As Good as Anybody: Martin Luther King, Jr., and Abraham Joshua Heschel’s Amazing March toward Freedom By Richard Michelson

I love this book. It compares Martin Luther King, Jr. and the German-born rabbi Abraham Joshua Heschel and what led them to walk together in the famous 1965 civil rights march from Selma to Montgomery, Alabama. Both men were raised by wise, loving parents and followed in their fathers’ footsteps. Both of them also experienced hatred and prejudice close to home. Whether the signs said “Whites Only” or “No Jews Allowed,” they were equally hurtful and inspired them to strive for peace and equal rights for all.

March: Book One By John Lewis

Congressman John Lewis (GA-5) is an American icon. He is one of the key figures of the civil rights movement. His commitment to justice and nonviolence has taken him from an Alabama sharecropper’s farm to the halls of Congress, from a segregated schoolroom to the 1963 March on Washington, and from receiving beatings from state troopers to receiving the Medal of Freedom from the first African-American president.

Now, to share his remarkable story with new generations, Lewis presents March, a graphic novel trilogy, in collaboration with co-writer Andrew Aydin and New York Times best-selling artist Nate Powell (winner of the Eisner Award and LA Times Book Prize finalist for Swallow Me Whole).

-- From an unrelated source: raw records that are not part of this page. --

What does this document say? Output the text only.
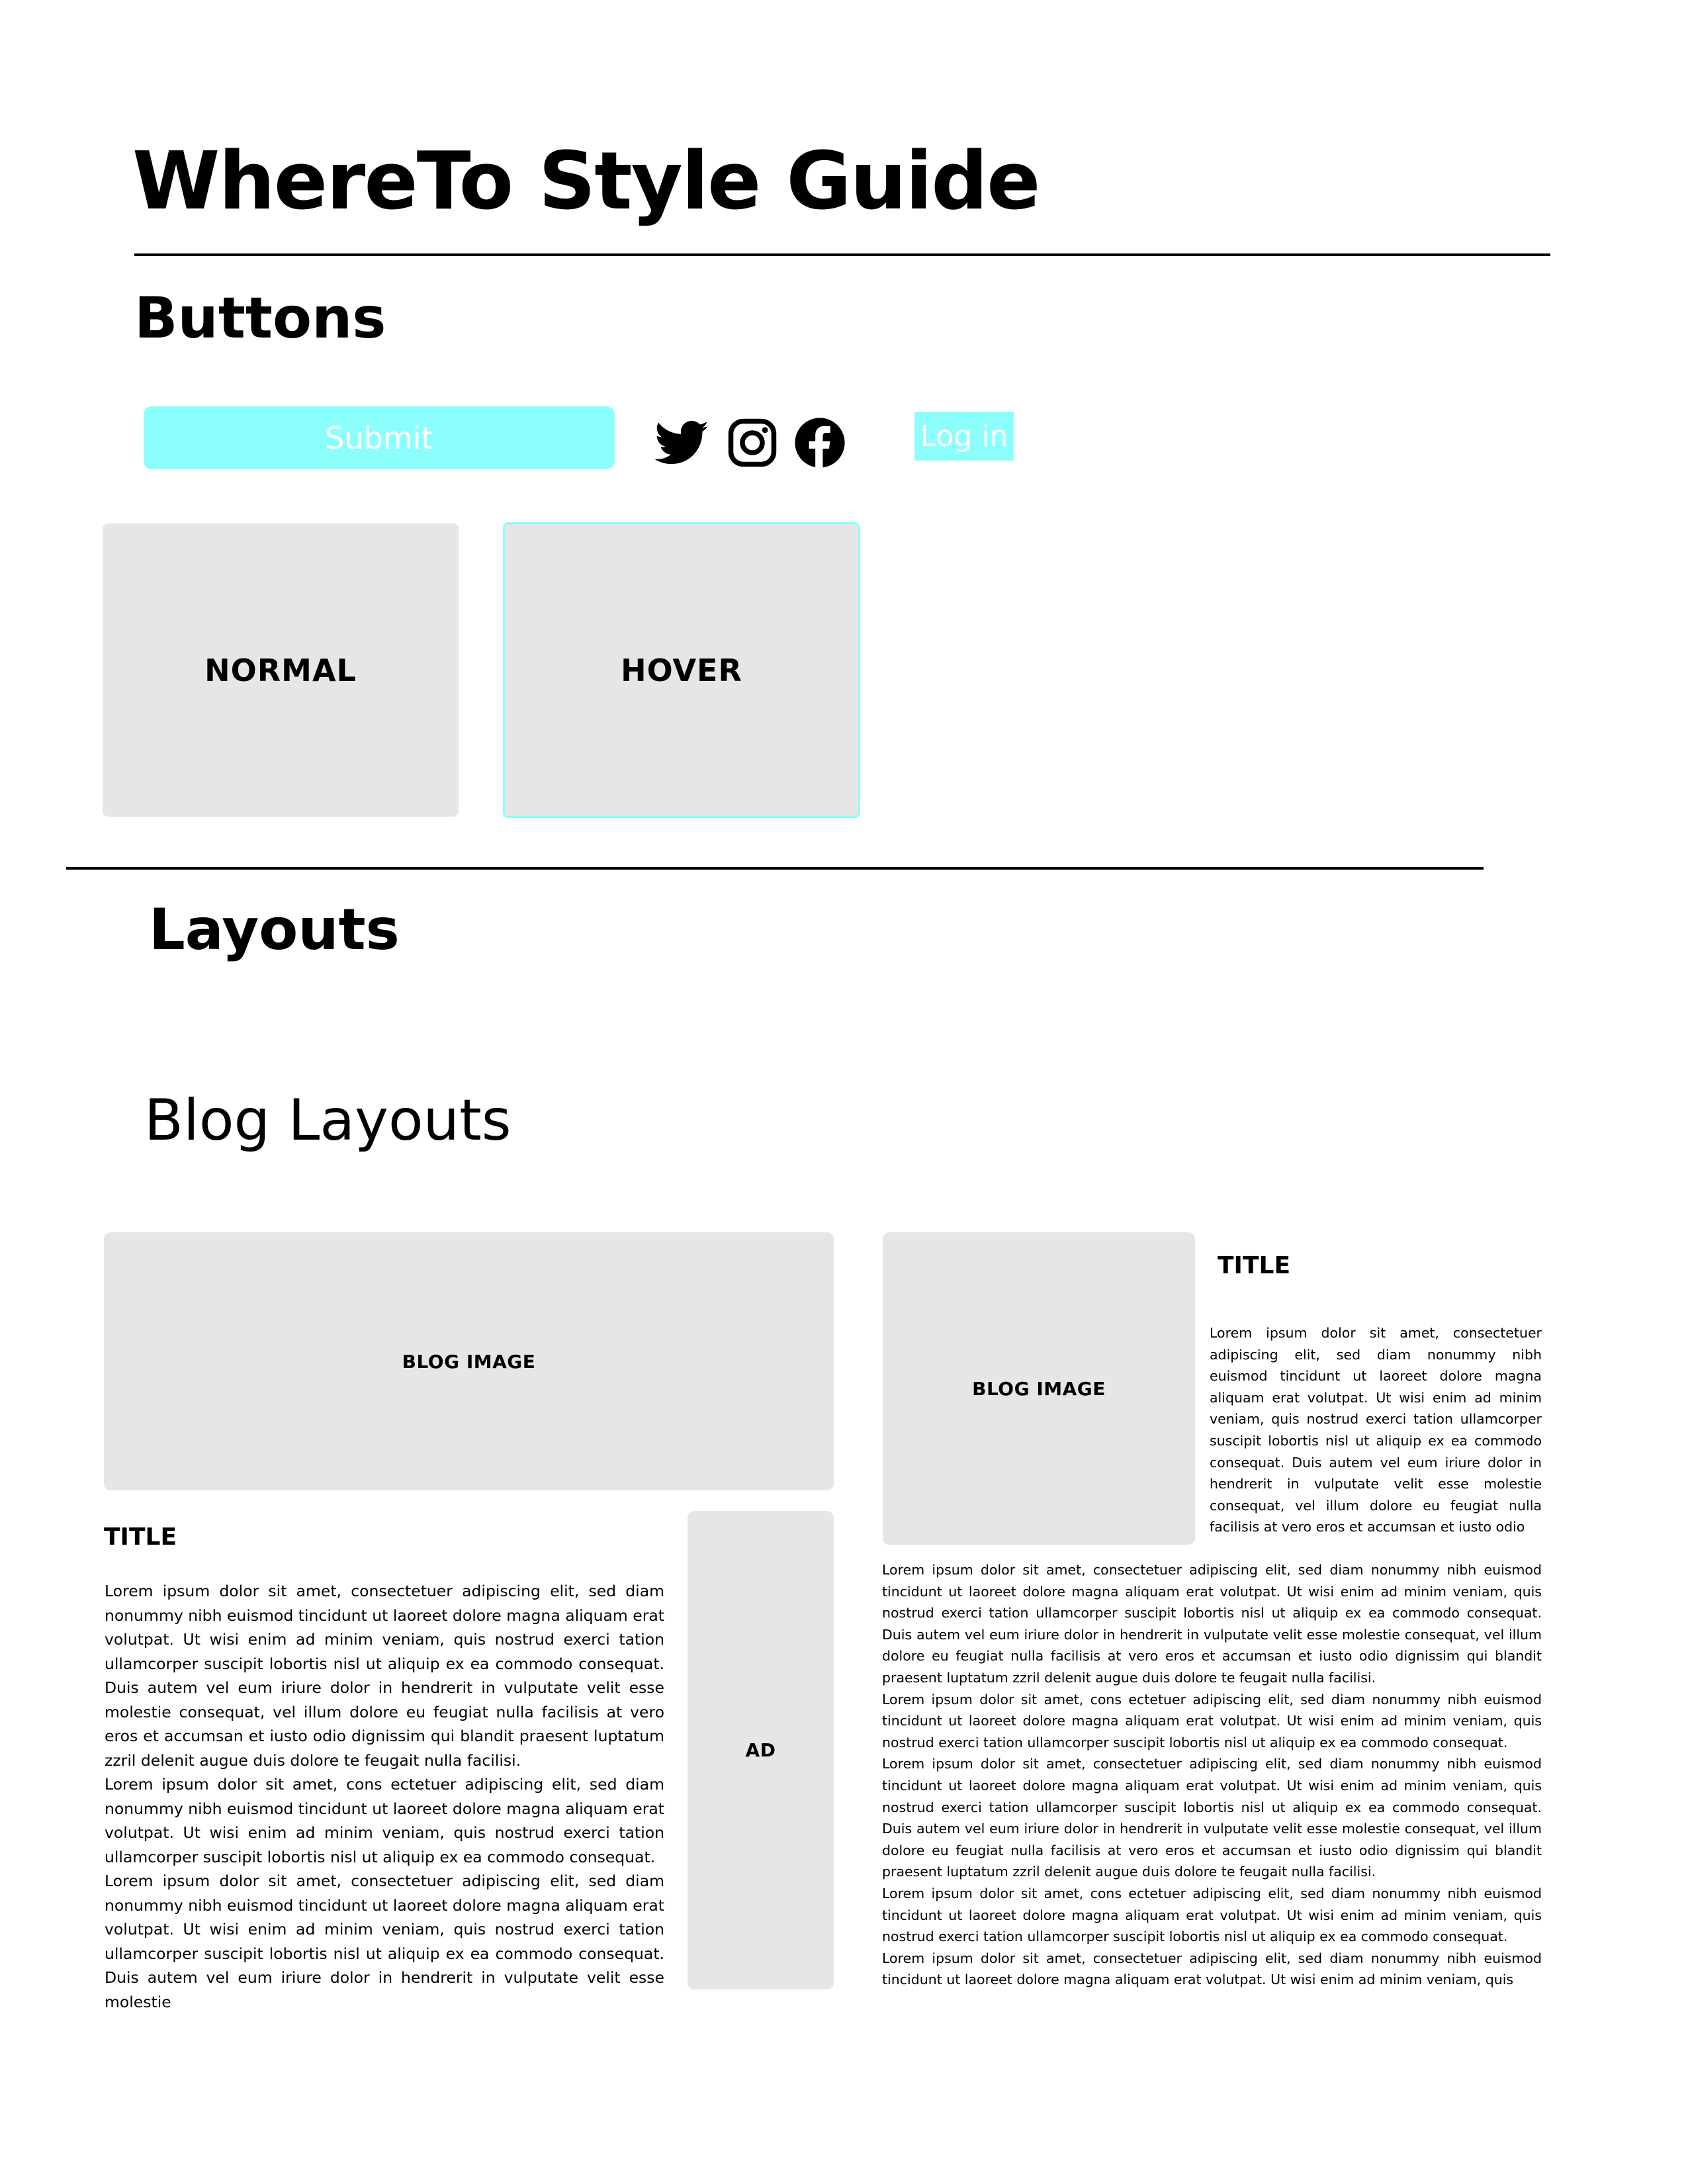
WhereTo Style Guide
Buttons
Submit	Log in
NORMAL	HOVER
Layouts
Blog Layouts
BLOG IMAGE
TITLE

Lorem ipsum dolor sit amet, consectetuer adipiscing elit, sed diam nonummy nibh euismod tincidunt ut laoreet dolore magna aliquam erat volutpat. Ut wisi enim ad minim veniam, quis nostrud exerci tation ullamcorper suscipit lobortis nisl ut aliquip ex ea commodo consequat. Duis autem vel eum iriure dolor in hendrerit in vulputate velit esse molestie consequat, vel illum dolore eu feugiat nulla facilisis at vero eros et accumsan et iusto odio dignissim qui blandit praesent luptatum zzril delenit augue duis dolore te feugait nulla facilisi.

Lorem ipsum dolor sit amet, cons ectetuer adipiscing elit, sed diam nonummy nibh euismod tincidunt ut laoreet dolore magna aliquam erat volutpat. Ut wisi enim ad minim veniam, quis nostrud exerci tation ullamcorper suscipit lobortis nisl ut aliquip ex ea commodo consequat.

Lorem ipsum dolor sit amet, consectetuer adipiscing elit, sed diam nonummy nibh euismod tincidunt ut laoreet dolore magna aliquam erat volutpat. Ut wisi enim ad minim veniam, quis nostrud exerci tation ullamcorper suscipit lobortis nisl ut aliquip ex ea commodo consequat. Duis autem vel eum iriure dolor in hendrerit in vulputate velit esse molestie

AD
BLOG IMAGE
TITLE

Lorem ipsum dolor sit amet, consectetuer adipiscing elit, sed diam nonummy nibh euismod tincidunt ut laoreet dolore magna aliquam erat volutpat. Ut wisi enim ad minim veniam, quis nostrud exerci tation ullamcorper suscipit lobortis nisl ut aliquip ex ea commodo consequat. Duis autem vel eum iriure dolor in hendrerit in vulputate velit esse molestie consequat, vel illum dolore eu feugiat nulla facilisis at vero eros et accumsan et iusto odio

Lorem ipsum dolor sit amet, consectetuer adipiscing elit, sed diam nonummy nibh euismod tincidunt ut laoreet dolore magna aliquam erat volutpat. Ut wisi enim ad minim veniam, quis nostrud exerci tation ullamcorper suscipit lobortis nisl ut aliquip ex ea commodo consequat. Duis autem vel eum iriure dolor in hendrerit in vulputate velit esse molestie consequat, vel illum dolore eu feugiat nulla facilisis at vero eros et accumsan et iusto odio dignissim qui blandit praesent luptatum zzril delenit augue duis dolore te feugait nulla facilisi.

Lorem ipsum dolor sit amet, cons ectetuer adipiscing elit, sed diam nonummy nibh euismod tincidunt ut laoreet dolore magna aliquam erat volutpat. Ut wisi enim ad minim veniam, quis nostrud exerci tation ullamcorper suscipit lobortis nisl ut aliquip ex ea commodo consequat.

Lorem ipsum dolor sit amet, consectetuer adipiscing elit, sed diam nonummy nibh euismod tincidunt ut laoreet dolore magna aliquam erat volutpat. Ut wisi enim ad minim veniam, quis nostrud exerci tation ullamcorper suscipit lobortis nisl ut aliquip ex ea commodo consequat. Duis autem vel eum iriure dolor in hendrerit in vulputate velit esse molestie consequat, vel illum dolore eu feugiat nulla facilisis at vero eros et accumsan et iusto odio dignissim qui blandit praesent luptatum zzril delenit augue duis dolore te feugait nulla facilisi.

Lorem ipsum dolor sit amet, cons ectetuer adipiscing elit, sed diam nonummy nibh euismod tincidunt ut laoreet dolore magna aliquam erat volutpat. Ut wisi enim ad minim veniam, quis nostrud exerci tation ullamcorper suscipit lobortis nisl ut aliquip ex ea commodo consequat.

Lorem ipsum dolor sit amet, consectetuer adipiscing elit, sed diam nonummy nibh euismod tincidunt ut laoreet dolore magna aliquam erat volutpat. Ut wisi enim ad minim veniam, quis
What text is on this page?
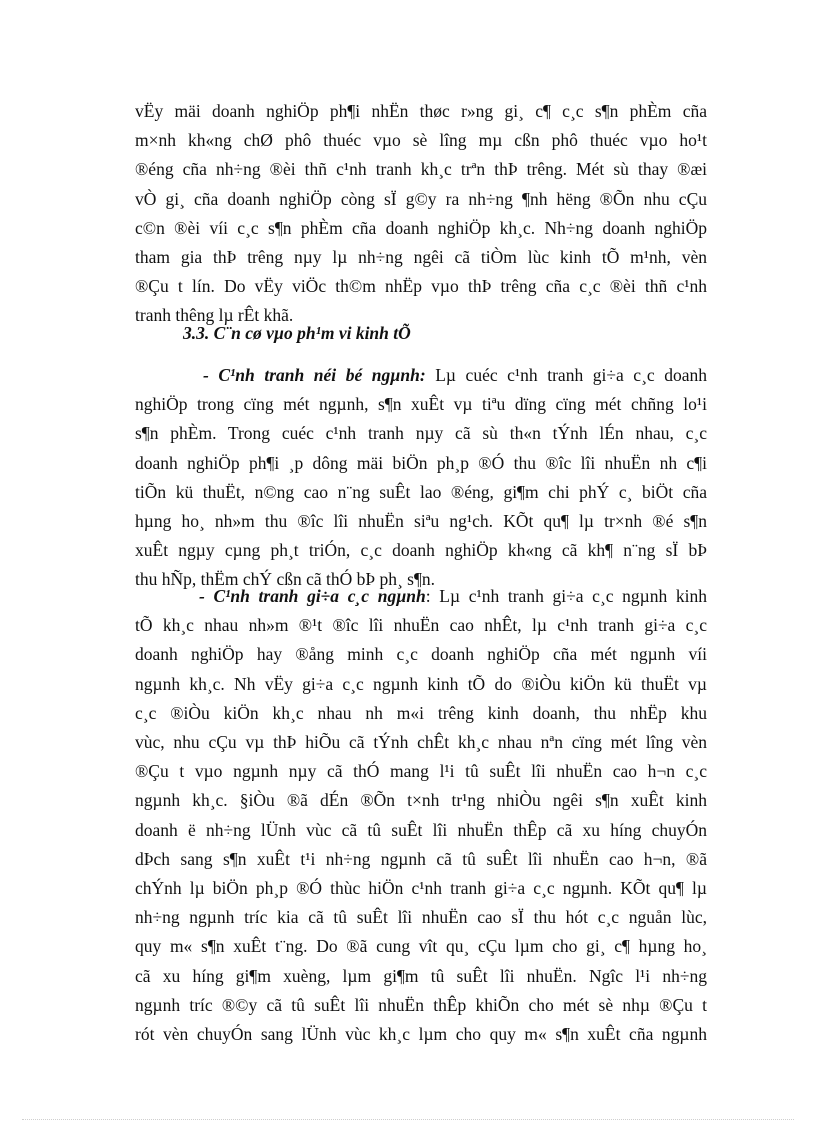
vËy mäi doanh nghiÖp ph¶i nhËn thøc r»ng gi¸ c¶ c¸c s¶n phÈm cña
m×nh kh«ng chØ phô thuéc vµo sè lîng mµ cßn phô thuéc vµo ho¹t
®éng cña nh÷ng ®èi thñ c¹nh tranh kh¸c trªn thÞ trêng. Mét sù thay ®æi
vÒ gi¸ cña doanh nghiÖp còng sÏ g©y ra nh÷ng ¶nh hëng ®Õn nhu cÇu
c©n ®èi víi c¸c s¶n phÈm cña doanh nghiÖp kh¸c. Nh÷ng doanh nghiÖp
tham gia thÞ trêng nµy lµ nh÷ng ngêi cã tiÒm lùc kinh tÕ m¹nh, vèn
®Çu t lín. Do vËy viÖc th©m nhËp vµo thÞ trêng cña c¸c ®èi thñ c¹nh
tranh thêng lµ rÊt khã.
3.3. C¨n cø vµo ph¹m vi kinh tÕ
- C¹nh tranh néi bé ngµnh: Lµ cuéc c¹nh tranh gi÷a c¸c doanh
nghiÖp trong cïng mét ngµnh, s¶n xuÊt vµ tiªu dïng cïng mét chñng lo¹i
s¶n phÈm. Trong cuéc c¹nh tranh nµy cã sù th«n tÝnh lÉn nhau, c¸c
doanh nghiÖp ph¶i ¸p dông mäi biÖn ph¸p ®Ó thu ®îc lîi nhuËn nh c¶i
tiÕn kü thuËt, n©ng cao n¨ng suÊt lao ®éng, gi¶m chi phÝ c¸ biÖt cña
hµng ho¸ nh»m thu ®îc lîi nhuËn siªu ng¹ch. KÕt qu¶ lµ tr×nh ®é s¶n
xuÊt ngµy cµng ph¸t triÓn, c¸c doanh nghiÖp kh«ng cã kh¶ n¨ng sÏ bÞ
thu hÑp, thËm chÝ cßn cã thÓ bÞ ph¸ s¶n.
- C¹nh tranh gi÷a c¸c ngµnh: Lµ c¹nh tranh gi÷a c¸c ngµnh kinh
tÕ kh¸c nhau nh»m ®¹t ®îc lîi nhuËn cao nhÊt, lµ c¹nh tranh gi÷a c¸c
doanh nghiÖp hay ®ång minh c¸c doanh nghiÖp cña mét ngµnh víi
ngµnh kh¸c. Nh vËy gi÷a c¸c ngµnh kinh tÕ do ®iÒu kiÖn kü thuËt vµ
c¸c ®iÒu kiÖn kh¸c nhau nh m«i trêng kinh doanh, thu nhËp khu
vùc, nhu cÇu vµ thÞ hiÕu cã tÝnh chÊt kh¸c nhau nªn cïng mét lîng vèn
®Çu t vµo ngµnh nµy cã thÓ mang l¹i tû suÊt lîi nhuËn cao h¬n c¸c
ngµnh kh¸c. §iÒu ®ã dÉn ®Õn t×nh tr¹ng nhiÒu ngêi s¶n xuÊt kinh
doanh ë nh÷ng lÜnh vùc cã tû suÊt lîi nhuËn thÊp cã xu híng chuyÓn
dÞch sang s¶n xuÊt t¹i nh÷ng ngµnh cã tû suÊt lîi nhuËn cao h¬n, ®ã
chÝnh lµ biÖn ph¸p ®Ó thùc hiÖn c¹nh tranh gi÷a c¸c ngµnh. KÕt qu¶ lµ
nh÷ng ngµnh tríc kia cã tû suÊt lîi nhuËn cao sÏ thu hót c¸c nguån lùc,
quy m« s¶n xuÊt t¨ng. Do ®ã cung vît qu¸ cÇu lµm cho gi¸ c¶ hµng ho¸
cã xu híng gi¶m xuèng, lµm gi¶m tû suÊt lîi nhuËn. Ngîc l¹i nh÷ng
ngµnh tríc ®©y cã tû suÊt lîi nhuËn thÊp khiÕn cho mét sè nhµ ®Çu t
rót vèn chuyÓn sang lÜnh vùc kh¸c lµm cho quy m« s¶n xuÊt cña ngµnh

March is a vivid first-hand account of John Lewis’ lifelong struggle for civil and human rights, meditating in the modern age on the distance traveled since the days of Jim Crow and segregation. Rooted in Lewis’ personal story, it also reflects on the highs and lows of the broader civil rights movement.

Book One spans John Lewis’ youth in rural Alabama, his life-changing meeting with Martin Luther King, Jr., the birth of the Nashville Student Movement, and their battle to tear down segregation through nonviolent lunch counter sit-ins, building to a stunning climax on the steps of City Hall.

There are sequels to this book because John Lewis still fights for justice today. So be sure to also read March: Book Two and March: Book Three as well.